Schweigeweg in Mayen - Gedenken an die Opfer der Reichspogromnacht

„Das ist schon peinlich, dass wir nicht wissen, wo die Stätten des jüdischen Lebens in Mayen sind.“ - So unangenehm berührt reagierten Schülerinnen des Megina-Gymnasiums, als sie ihre Station für den Schweigeweg vorbereiteten. Am Ende der Veranstaltung zeigten sie sich alle positiv überrascht.

Trotz widriger Wetterverhältnisse - kräfigem Regen und stürmischem Wind - versammelten sich gut zweihundert Mayener Bürger, darunter auffallend viele Jugendliche, am 09.11.2010 auf dem Marktplatz. Die Vorsitzende des christlich-jüdischen Arbeitskreises, Heidi von Krosigk, und die Oberbürgermeisterin Veronika Fischer haben bei der Gedenkveranstaltung zur Reichspogromnacht dazu aufgerufen, die Verbrechen während der Zeit des Nationalsozialismus nicht zu vergessen, sondern stattdessen sich aktiv mit ihnen auseinanderzusetzen.

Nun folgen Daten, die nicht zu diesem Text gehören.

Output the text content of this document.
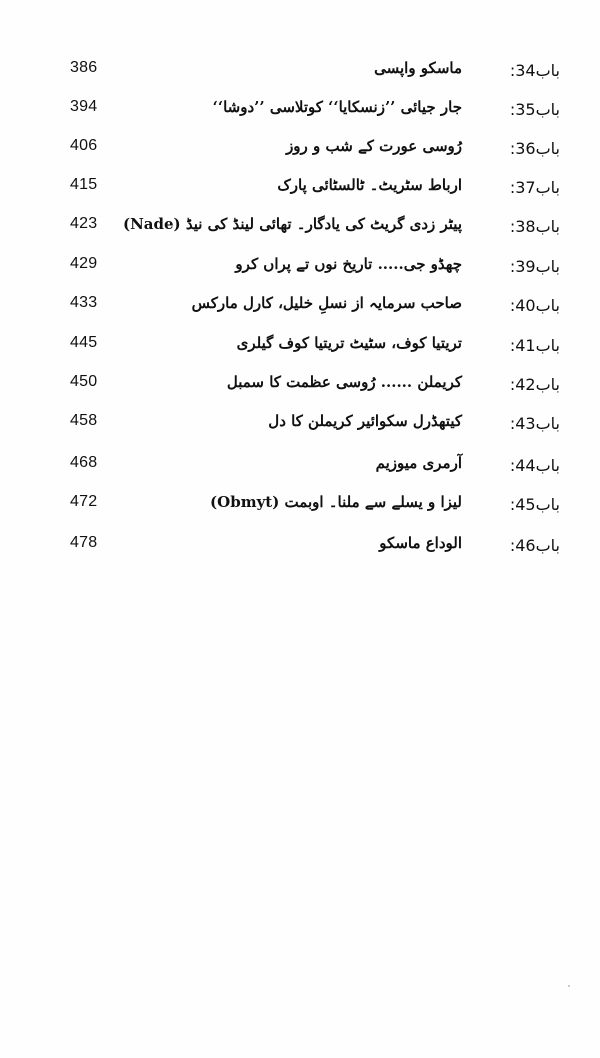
386	ماسکو واپسی	باب34:
394	جار جیائی ’’زنسکایا‘‘ کوتلاسی ’’دوشا‘‘	باب35:
406	رُوسی عورت کے شب و روز	باب36:
415	ارباط سٹریٹ۔ ٹالسٹائی پارک	باب37:
423 پیٹر زدی گریٹ کی یادگار۔ تھائی لینڈ کی نیڈ (Nade)	باب38:
429	چھڈو جی..... تاریخ نوں تے پراں کرو	باب39:
433	صاحب سرمایہ از نسلِ خلیل، کارل مارکس	باب40:
445	تریتیا کوف، سٹیٹ تریتیا کوف گیلری	باب41:
450	کریملن ...... رُوسی عظمت کا سمبل	باب42:
458	کیتھڈرل سکوائیر کریملن کا دل	باب43:
468	آرمری میوزیم	باب44:
472	لیزا و یسلے سے ملنا۔ اوبمت (Obmyt)	باب45:
478	الوداع ماسکو	باب46:
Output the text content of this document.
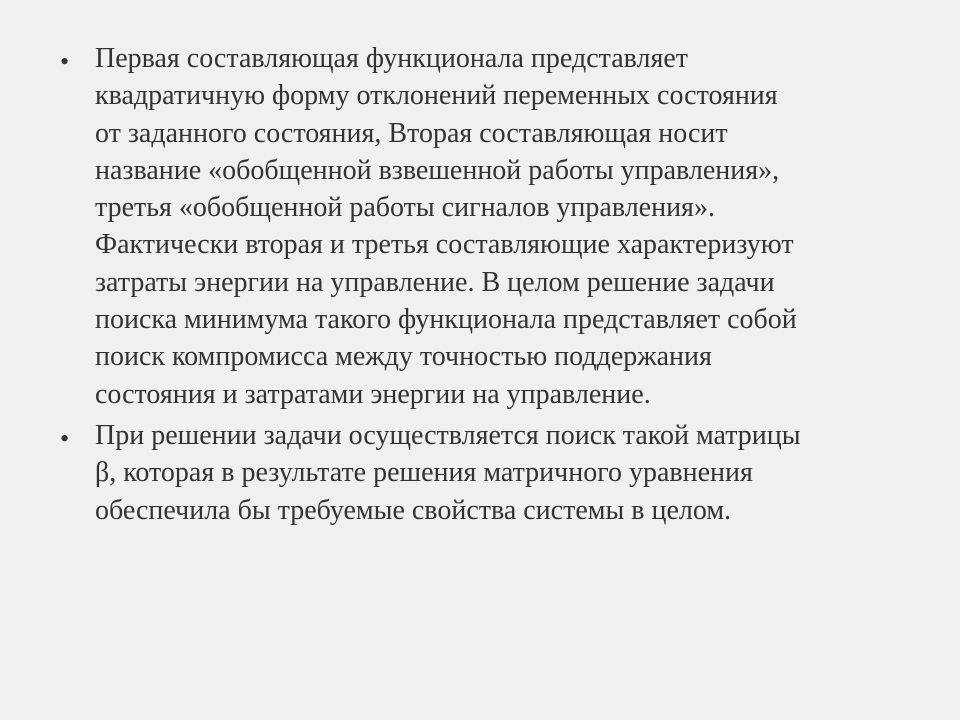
• Первая составляющая функционала представляет
квадратичную форму отклонений переменных состояния
от заданного состояния, Вторая составляющая носит
название «обобщенной взвешенной работы управления»,
третья «обобщенной работы сигналов управления».
Фактически вторая и третья составляющие характеризуют
затраты энергии на управление. В целом решение задачи
поиска минимума такого функционала представляет собой
поиск компромисса между точностью поддержания
состояния и затратами энергии на управление.
• При решении задачи осуществляется поиск такой матрицы
β, которая в результате решения матричного уравнения
обеспечила бы требуемые свойства системы в целом.
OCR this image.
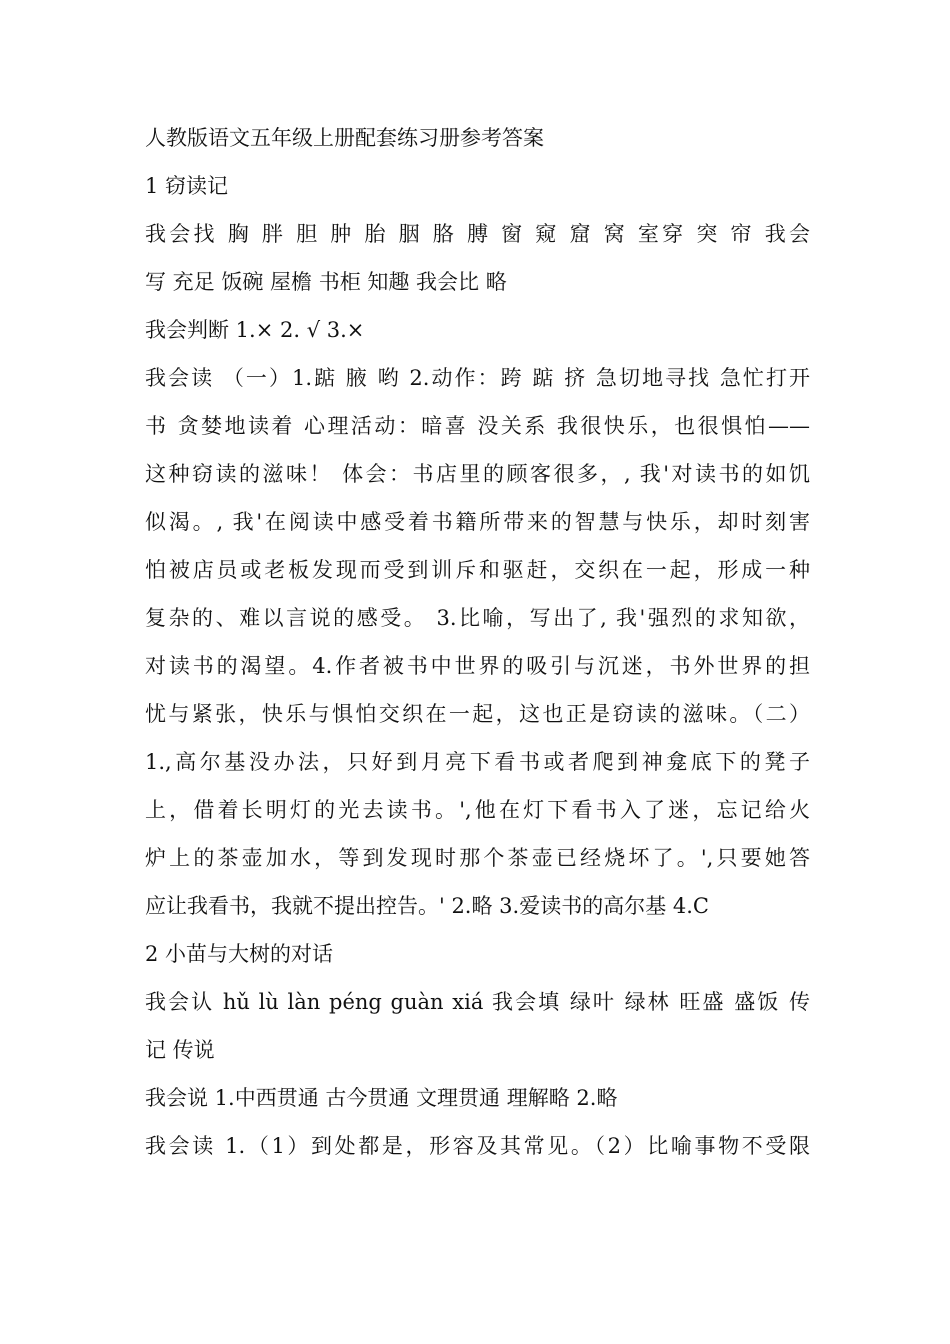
人教版语文五年级上册配套练习册参考答案
1 窃读记
我会找 胸 胖 胆 肿 胎 胭 胳 膊 窗 窥 窟 窝 室穿 突 帘 我会
写 充足 饭碗 屋檐 书柜 知趣 我会比 略
我会判断 1.× 2. √ 3.×
我会读 （一）1.踮 腋 哟 2.动作：跨 踮 挤 急切地寻找 急忙打开
书 贪婪地读着 心理活动：暗喜 没关系 我很快乐，也很惧怕——
这种窃读的滋味！ 体会：书店里的顾客很多，, 我'对读书的如饥
似渴。, 我'在阅读中感受着书籍所带来的智慧与快乐，却时刻害
怕被店员或老板发现而受到训斥和驱赶，交织在一起，形成一种
复杂的、难以言说的感受。 3.比喻，写出了, 我'强烈的求知欲，
对读书的渴望。4.作者被书中世界的吸引与沉迷，书外世界的担
忧与紧张，快乐与惧怕交织在一起，这也正是窃读的滋味。（二）
1.,高尔基没办法，只好到月亮下看书或者爬到神龛底下的凳子
上，借着长明灯的光去读书。',他在灯下看书入了迷，忘记给火
炉上的茶壶加水，等到发现时那个茶壶已经烧坏了。',只要她答
应让我看书，我就不提出控告。' 2.略 3.爱读书的高尔基 4.C
2 小苗与大树的对话
我会认 hǔ lù làn péng guàn xiá 我会填 绿叶 绿林 旺盛 盛饭 传
记 传说
我会说 1.中西贯通 古今贯通 文理贯通 理解略 2.略
我会读 1.（1）到处都是，形容及其常见。（2）比喻事物不受限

Der Schweigeweg führte von der ehemaligen Jüdischen Synagoge zur Gedenkstätte im Nettetal. Im Entenpfuhl präsentierten Schüler des Megina-Gymnasium unter Anleitung von Frau Berg und Frau Schumacher den Bericht eines Zeitzeugen, der drei Häuser entfernt gelebt und den Brand der Synagoge als Zehnjähriger miterlebt hat. Danach trugen zwei Schülerinnen ein Gedicht gegen das Vergessen vor, „Ahnung“ von Günter Weisenborn. Nachdem die Big-Band unter der Leitung von Herrn Schlaf die Titelmusik zum Film „Schindlers Liste“ spielte, hatte der Himmel endlich ein Einsehen und der Regen ließ nach. Nach dieser anrührenden musikalischen Begleitung ging es weiter zur ehemaligen Jüdischen Schule „Im Hombrich“. Schülerinnen der St. Veit-Schule präsentierten zusammen mit Herrn Rubröder Bedenkenswertes zum Schulgebäude und zum Leben des Lehrers Albert Levi. In der ehemaligen Judengasse, der heutigen Kirchgasse, hielt Frau Heidger vom Caritasverband Rhein-Mosel-Ahr eine nachdenkliche Lesung. Auf dem Jüdischen Friedhof an der Waldstraße trugen Pastorin Steinau und Pfarrer Veit einige Gedanken zu den jüdischen Bestattungsriten und zum Kaddisch vor. Besonders eindrucksvoll ist das Vortragen des „Totengebets“ durch ein Mitglied der jüdischen Gemeinde in Erinnerung geblieben. In stimmungsvolles Licht wurde das Mahnmal in der Bürresheimer Straße getaucht, als viele Teilnehmer zum Gedenken an die Opfer Kerzen anzündeten. Danach erläuterte Frau Weinert-Velten vom christlich-jüdischen Arbeitskreis, die zudem die einzelnen Stationen moderierte, zusammen mit Schülern der Elisabeth-Schule die Symbolik des Mahnmals. Mit einer gemeinsamen Schweigeminute endete der Schweigeweg.

 Anschließend wurden von Frau Oberbürgermeisterin Veronika Fischer alle Teilnehmer in die Heilig-Geist-Kapelle eingeladen. In der voll besetzten Kapelle sang der Chor des Megina-Gymnasiums unter der Leitung von Frau Mittmann und Gerd Schlaf am Keybord den Gospel „Go down Moses“. Danach erinnerten Pastorin Steinau und Pfarrer Veit mit Jugendlichen aus dem Dekanat Mayen-Mendig mit Texten und Fürbitten an die Opfer, symbolisiert durch brennende Kerzen. Mit dem Bonhoeffer-Lied „Von guten Mächten wunderbar geborgen“ fand die Gedenkveranstaltung ein stimmungsvolles Ende.

Foto: Wilfried Eckart

Dies gab Frau Oberbürgermeisterin Fischer Anlass allen Beteiligten ihren herzlichen Dank auszusprechen und jedem „Shalom“ zu wünschen. Mit dem Wunsch “Wenn nächstes Jahr wieder eine so große Beteiligung von Jugendlichen erfolgen wird, dann sind wir alle dem Ziel ein Stück weit näher gekommen”, schloss sie den diesjährigen Schweigeweg.